The new action plan provides a number of measures for the community to improve accessibility
A community with sidewalks without ramps to the street; squares paved with bricks instead of smooth concrete; and buildings that can only be reached by stairs.
For most people, these features don’t even come to mind in our public spaces. But for the disabled, wheelchair users, the elderly, and the like, such design choices can adversely affect how people experience the Resort Municipality of Whistler (RMOW).
To improve accessibility and meet new provincial government requirements, the Mayor and Council of Whistler voted at the September 6 council meeting to adopt a new Accessibility Action Plan that addresses the community’s shortcomings in this area.
“The purpose of the Accessibility Action Plan is to provide measures that identify, remove and prevent barriers for individuals interacting with the RMOW in relation to workplace services and a built environment to welcome people of all ages and abilities,” said RMOW Accessibility Coordinator Sarah Tipler in a presentation to the local council.
In June 2021, the BC provincial government passed the Accessible BC Act, which set new standards for the province and required municipalities to have an accessibility committee, plan and tool to gather accessibility feedback.
The measures must be implemented by all municipalities in the province by September 1, 2023.
While Whistler already has an Accessibility and Inclusion Committee (formerly known as the Measuring Up Select Committee), “we recognized that we would probably need an accessibility plan and that we also need a more comprehensive approach to build accessibility into the way we do.” serve the entire community,” Tipler said.
The 58-page action plan focuses on 59 actions to be implemented, including training for new employees and an assessment of the current accessibility of public spaces, community facilities and the park/path system.
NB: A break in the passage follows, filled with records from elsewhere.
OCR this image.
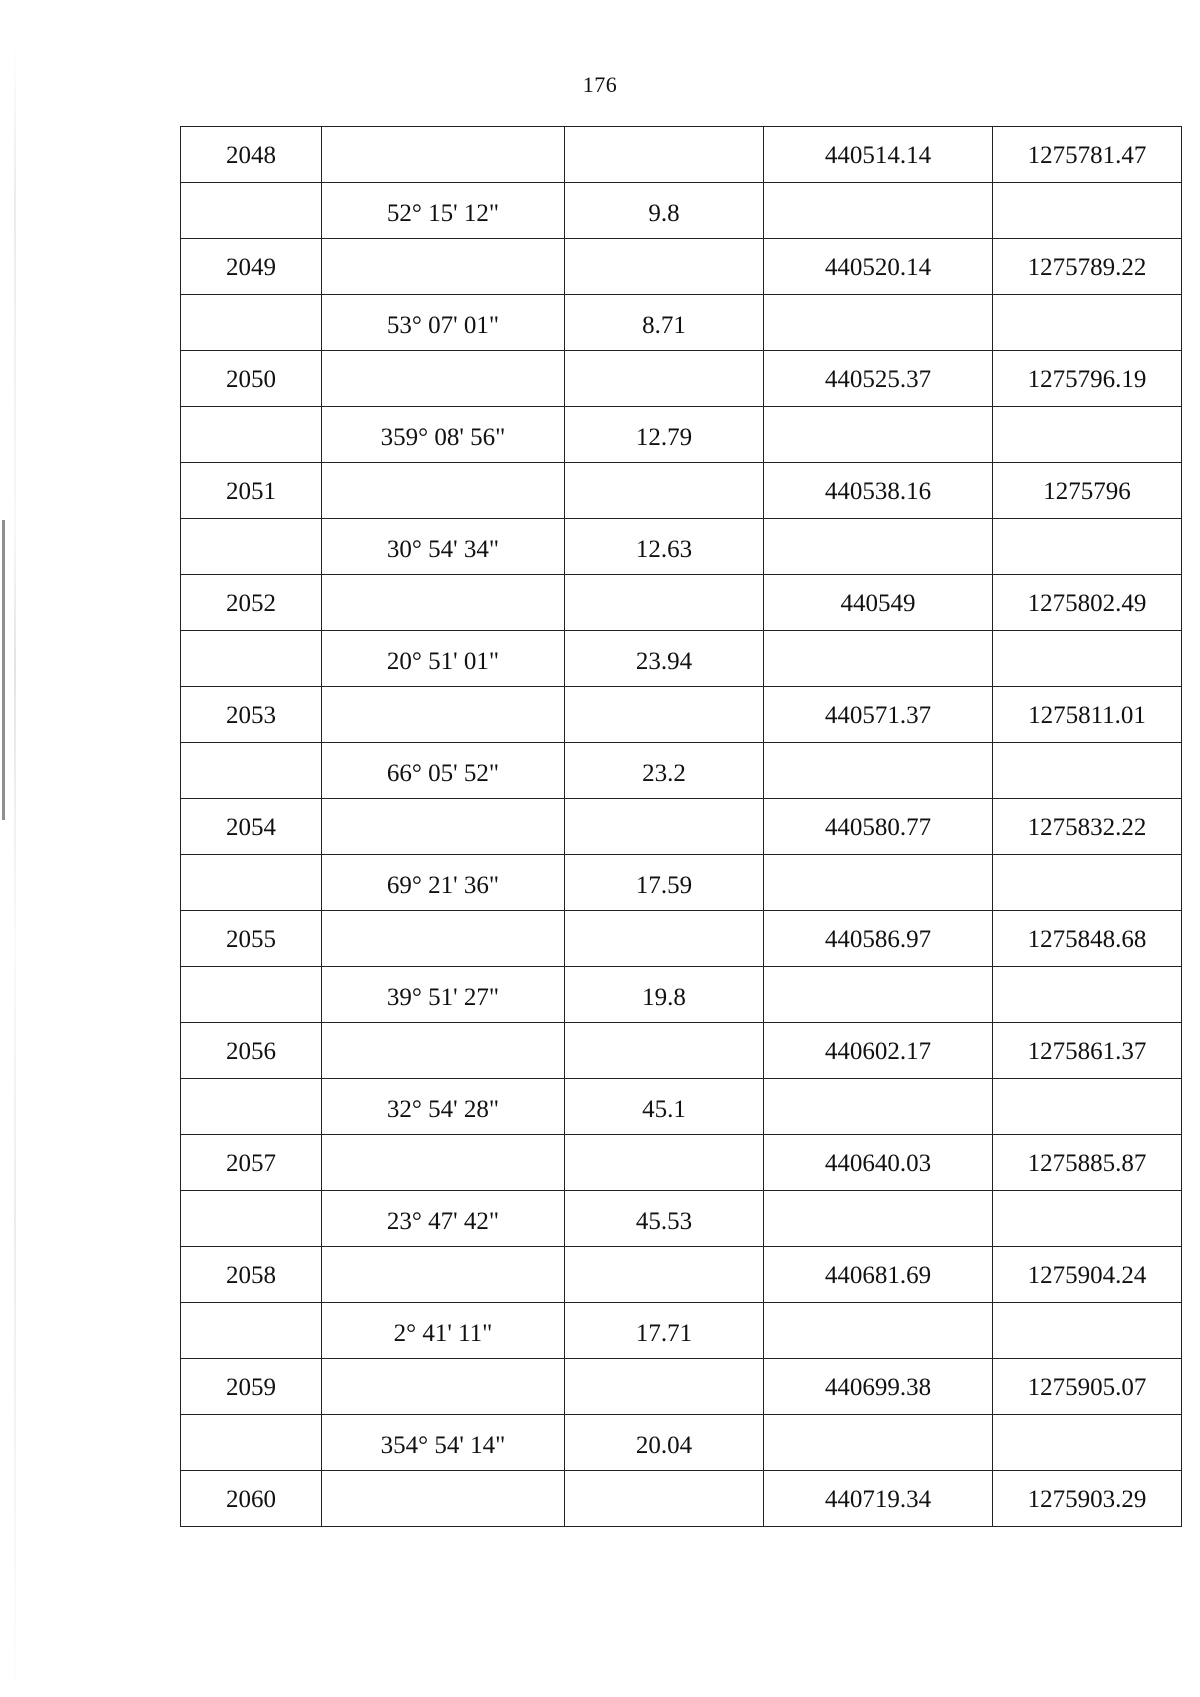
176
2048			440514.14	1275781.47
	52° 15' 12"	9.8		
2049			440520.14	1275789.22
	53° 07' 01"	8.71		
2050			440525.37	1275796.19
	359° 08' 56"	12.79		
2051			440538.16	1275796
	30° 54' 34"	12.63		
2052			440549	1275802.49
	20° 51' 01"	23.94		
2053			440571.37	1275811.01
	66° 05' 52"	23.2		
2054			440580.77	1275832.22
	69° 21' 36"	17.59		
2055			440586.97	1275848.68
	39° 51' 27"	19.8		
2056			440602.17	1275861.37
	32° 54' 28"	45.1		
2057			440640.03	1275885.87
	23° 47' 42"	45.53		
2058			440681.69	1275904.24
	2° 41' 11"	17.71		
2059			440699.38	1275905.07
	354° 54' 14"	20.04		
2060			440719.34	1275903.29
In addition, the plan aims to make community housing more accessible and to target all new community developments for all new community facilities towards accessibility certification from the Rick Hansen Foundation (a national rating system that measures and certifies the level of meaningful access to buildings and land). bring pedestrian environments.
The plan also recommends that RMOW update its senior housing policy to reflect specific aging characteristics for all senior housing units in situ and to raise public awareness of the accessibility retrofit subsidy for private homeowners.
“The action plan includes the overall training and assessment actions, and actions framed by the following six areas: service design and delivery; built environment; Occupation; Communication; Transport; and procurement,” said Tipler.
According to Statistics Canada, there were 6.2 million Canadians with a disability in 2017, which is about 22 percent of the total population. With 38 percent aged 65 or older and Canada’s population aging rapidly, the number of disabled Canadians is likely to increase in the years to come.
The plan found that Whistler has a younger population than the provincial average, with only 14 percent of the population aged 60 or older. But by 2028, the percentage of seniors is expected to exceed the percentage of youth in the local Howe Sound health area.
Given the link between aging and disability, accessibility requirements will become more important as Whistler ages.
But the work RMOW has already done to make Whistler an accessible community should not be underestimated. As the plan highlights, in the run-up to and after the 2010 Olympics, the community made a concerted effort to improve the accessibility of Olympic Plaza and the Gateway Loop.
Mayor Jack Crompton pointed to Whistler, which is hosting the Paralympic Games and the upcoming 2025 Invictus Games, as examples of events that have come to Whistler because of its existing operations and infrastructure.
“Accessibility is about including everyone. It ensures that Whistler is designed for people of all abilities and at every stage of life. This has long been a Council priority and is embedded in the RMOW’s official community plan,” Crompton said in a press release. “Inclusivity ensures that each of us can fully participate. It meets the needs of individuals recovering from a sports leg injury, those enjoying Whistler’s Trails on an adaptive bike, parents pushing a stroller, those with sensory sensitivities, or those with age-related sensory deterioration.
From now on, an annual accessibility progress report will be presented to the council and will be updated every three years to reflect new data and community priorities. You can find more information about accessibility in the resort on the RMOW website.